“I’d rather be an inquisitive observer than a horrifying terror”

Id rather be an inquisitive observer than a horrifying terror

KIEV Slava Ukraini is a comic artist Heikki Paakkanen78, the seventh comic album from the Sissi and Civil Serviceman series.

In the series, a disparate couple, a pacifist and a militarist, travel around different countries to study their military history.

This time, the main characters are caught up in an ongoing war for the first time.

– I didn’t wish for war, but now it happened that I get to operate in a real war, Paakkanen says.

The artist is known as an enthusiastic and even manic enthusiast of history and especially military history.

In the cartoon album series “Guerrilla and civil servant”, he has contrasted two completely opposite personalities: the idealistic and passionate civil servant is a vegetarian and a sworn pacifist, the guerilla who drinks everything but water is a looser thirsting for adventure.
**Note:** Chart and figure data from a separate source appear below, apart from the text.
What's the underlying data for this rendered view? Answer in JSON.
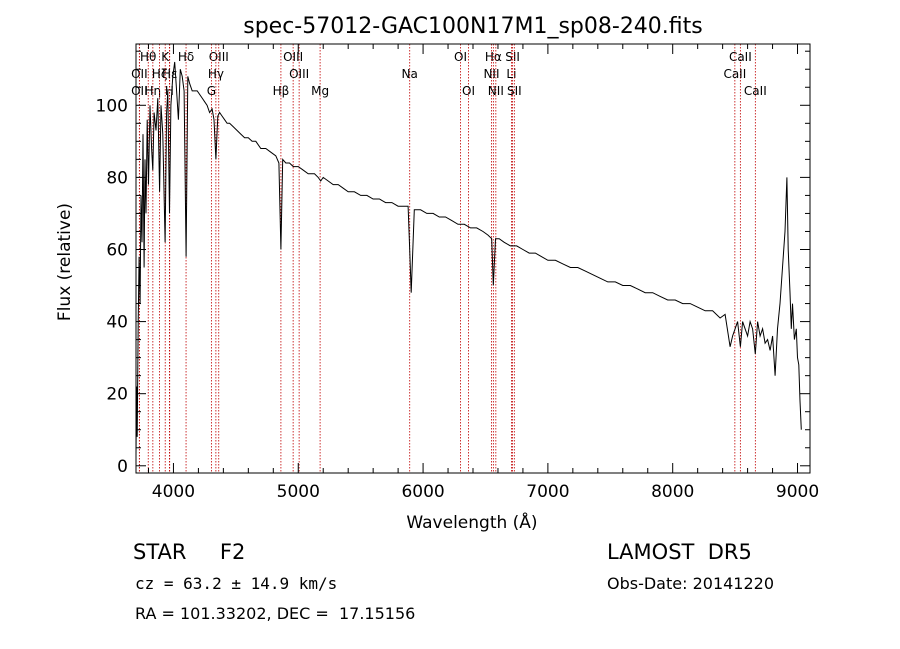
{
  "chart_data": {
    "type": "line",
    "title": "spec-57012-GAC100N17M1_sp08-240.fits",
    "xlabel": "Wavelength (Å)",
    "ylabel": "Flux (relative)",
    "xlim": [
      3700,
      9100
    ],
    "ylim": [
      -2,
      117
    ],
    "xticks": [
      4000,
      5000,
      6000,
      7000,
      8000,
      9000
    ],
    "xtick_labels": [
      "4000",
      "5000",
      "6000",
      "7000",
      "8000",
      "9000"
    ],
    "yticks": [
      0,
      20,
      40,
      60,
      80,
      100
    ],
    "ytick_labels": [
      "0",
      "20",
      "40",
      "60",
      "80",
      "100"
    ],
    "grid": false,
    "series": [
      {
        "x": [
          3700,
          3705,
          3710,
          3718,
          3725,
          3733,
          3740,
          3748,
          3756,
          3765,
          3772,
          3780,
          3790,
          3800,
          3812,
          3825,
          3835,
          3845,
          3860,
          3875,
          3889,
          3900,
          3915,
          3933,
          3945,
          3955,
          3968,
          3980,
          3995,
          4010,
          4025,
          4040,
          4055,
          4070,
          4085,
          4101,
          4115,
          4130,
          4150,
          4170,
          4190,
          4210,
          4230,
          4250,
          4270,
          4290,
          4310,
          4325,
          4340,
          4355,
          4370,
          4390,
          4410,
          4430,
          4450,
          4480,
          4510,
          4540,
          4570,
          4600,
          4630,
          4660,
          4700,
          4740,
          4780,
          4820,
          4845,
          4861,
          4875,
          4900,
          4930,
          4960,
          5000,
          5040,
          5080,
          5130,
          5160,
          5180,
          5200,
          5240,
          5280,
          5320,
          5360,
          5400,
          5450,
          5500,
          5550,
          5600,
          5650,
          5700,
          5750,
          5800,
          5850,
          5880,
          5893,
          5905,
          5930,
          5980,
          6030,
          6080,
          6130,
          6180,
          6230,
          6280,
          6330,
          6380,
          6430,
          6480,
          6520,
          6550,
          6563,
          6580,
          6610,
          6650,
          6700,
          6750,
          6800,
          6850,
          6900,
          6950,
          7000,
          7060,
          7120,
          7180,
          7240,
          7300,
          7360,
          7420,
          7480,
          7540,
          7600,
          7660,
          7720,
          7780,
          7840,
          7900,
          7960,
          8020,
          8080,
          8140,
          8200,
          8260,
          8320,
          8380,
          8420,
          8460,
          8480,
          8500,
          8520,
          8542,
          8560,
          8580,
          8600,
          8620,
          8640,
          8662,
          8680,
          8700,
          8720,
          8740,
          8760,
          8780,
          8800,
          8820,
          8840,
          8860,
          8880,
          8900,
          8915,
          8925,
          8940,
          8950,
          8960,
          8975,
          8990,
          9000,
          9010,
          9020,
          9030
        ],
        "y": [
          3,
          22,
          8,
          40,
          58,
          45,
          75,
          62,
          92,
          55,
          85,
          70,
          96,
          78,
          100,
          88,
          82,
          98,
          93,
          102,
          76,
          100,
          92,
          62,
          98,
          104,
          70,
          100,
          108,
          112,
          104,
          96,
          110,
          108,
          104,
          58,
          108,
          106,
          104,
          104,
          104,
          103,
          102,
          101,
          100,
          98,
          99,
          96,
          85,
          97,
          98,
          97,
          96,
          95,
          95,
          94,
          93,
          92,
          91,
          91,
          90,
          90,
          88,
          88,
          87,
          86,
          84,
          60,
          85,
          84,
          84,
          83,
          83,
          82,
          81,
          81,
          80,
          79,
          80,
          79,
          78,
          78,
          77,
          76,
          76,
          75,
          75,
          74,
          74,
          73,
          73,
          72,
          72,
          72,
          60,
          48,
          71,
          71,
          70,
          70,
          69,
          69,
          68,
          67,
          67,
          66,
          66,
          65,
          64,
          63,
          50,
          63,
          63,
          62,
          61,
          61,
          60,
          59,
          59,
          58,
          57,
          57,
          56,
          55,
          55,
          54,
          53,
          52,
          51,
          51,
          50,
          50,
          49,
          48,
          48,
          47,
          46,
          46,
          45,
          45,
          44,
          43,
          43,
          41,
          42,
          33,
          36,
          38,
          40,
          33,
          40,
          38,
          36,
          40,
          38,
          31,
          40,
          36,
          38,
          34,
          35,
          32,
          36,
          25,
          38,
          45,
          55,
          65,
          80,
          60,
          48,
          38,
          45,
          35,
          38,
          30,
          28,
          18,
          10
        ]
      }
    ],
    "spectral_lines": [
      {
        "label": "Hθ",
        "wave": 3798,
        "row": 0
      },
      {
        "label": "OII",
        "wave": 3727,
        "row": 1
      },
      {
        "label": "OII",
        "wave": 3727,
        "row": 2
      },
      {
        "label": "Hη",
        "wave": 3835,
        "row": 2
      },
      {
        "label": "Hζ",
        "wave": 3889,
        "row": 1
      },
      {
        "label": "K",
        "wave": 3934,
        "row": 0
      },
      {
        "label": "H",
        "wave": 3968,
        "row": 2
      },
      {
        "label": "Hε",
        "wave": 3970,
        "row": 1
      },
      {
        "label": "Hδ",
        "wave": 4101,
        "row": 0
      },
      {
        "label": "OIII",
        "wave": 4363,
        "row": 0
      },
      {
        "label": "Hγ",
        "wave": 4340,
        "row": 1
      },
      {
        "label": "G",
        "wave": 4304,
        "row": 2
      },
      {
        "label": "OIII",
        "wave": 4959,
        "row": 0
      },
      {
        "label": "OIII",
        "wave": 5007,
        "row": 1
      },
      {
        "label": "Hβ",
        "wave": 4861,
        "row": 2
      },
      {
        "label": "Mg",
        "wave": 5175,
        "row": 2
      },
      {
        "label": "Na",
        "wave": 5893,
        "row": 1
      },
      {
        "label": "OI",
        "wave": 6300,
        "row": 0
      },
      {
        "label": "OI",
        "wave": 6364,
        "row": 2
      },
      {
        "label": "Hα",
        "wave": 6563,
        "row": 0
      },
      {
        "label": "NII",
        "wave": 6548,
        "row": 1
      },
      {
        "label": "NII",
        "wave": 6583,
        "row": 2
      },
      {
        "label": "SII",
        "wave": 6717,
        "row": 0
      },
      {
        "label": "Li",
        "wave": 6708,
        "row": 1
      },
      {
        "label": "SII",
        "wave": 6731,
        "row": 2
      },
      {
        "label": "CaII",
        "wave": 8542,
        "row": 0
      },
      {
        "label": "CaII",
        "wave": 8498,
        "row": 1
      },
      {
        "label": "CaII",
        "wave": 8662,
        "row": 2
      }
    ],
    "line_marker_color": "#c00000"
  },
  "info": {
    "object_type": "STAR     F2",
    "survey": "LAMOST  DR5",
    "cz": "cz = 63.2 ± 14.9 km/s",
    "obs_date": "Obs-Date: 20141220",
    "radec": "RA = 101.33202, DEC =  17.15156"
  }
}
Ukraine and the war in its territory brought a twist to the mutual relations of cartoon characters.

A civil servant now picks up a gun for the first time and wonders if it’s time to put pacifism on the shelf. The background of the decision is also the traumatic war experiences of Finns, from which the guerrillas have always drawn inspiration.

– All lamps exude the spirit of the lamp, in this case it was the spirit of the winter war.

Military history is not just a hobby for Paakkan, but also part of his family history. His family comes from Vyborg.

Speeding to Ukraine

Paakkanen was about to send the main characters of the series Sissi and a civil servant to Estonia, and for that he made a trip to the neighboring country in January of this year.

There he realized that the war in Ukraine might be over soon and he would not have time to witness it with his own eyes.

In record time, the artist built and drew the story and prepared the trip to Ukraine.

Now we are sitting on a park bench in the center of Kyiv, and Paakkanen is drawing a man sleeping next to him in his notebook.

The purpose of the trip is to gather observations about war and everyday life in a country at war. The observations are to be turned into documentary drawings, which will be attached to the album’s future supplement.

However, Kyiv was a surprise for the artist. In the city – despite the constant airstrikes – everyday life is almost normal, even friendly to tourists.

However, Paakkanen does not go to Bahmut, a land devastated by heavy fighting, or other similar areas, because safety was the most important condition for him and his family to go on the trip.

Paakkanen plans to make war observations in Irpin, which suffered from occupation, or in a military hospital.

– I know the misery brought by war. I’m not just talking about guts or mass grave destruction, but about the grief and sorrow that is caused to relatives, says Paakkanen.

– The deceased’s worries are over, but they will be a problem and a nightmare for the relatives for the rest of their lives, he continues.

The paradoxes of war are interesting

Paakkanen says that he is particularly interested and inspired by the paradoxical nature and contradictions of war. In a country at war, the proximity of the signs of war and everyday things can seem contradictory.

The artist came across this type of surprising observations on the very first day after arriving in Kyiv.

Paakkanen witnessed the shooting of a porn film on a busy street in Kyiv, and later attention was drawn to the black men who had passed out on the bench and were dressed in terrain-patterned clothes.

– I tried to establish a contact so that I could ask him for permission to draw. We didn’t find a common language, but it turned out that he is so drunk that a common language might not have helped.

Paradoxes help Paakkas to look at war as something other than just horror.

– I’m afraid of mass ecstasy. I’d rather be an inquisitive observer than a blasphemer, says Paakkanen.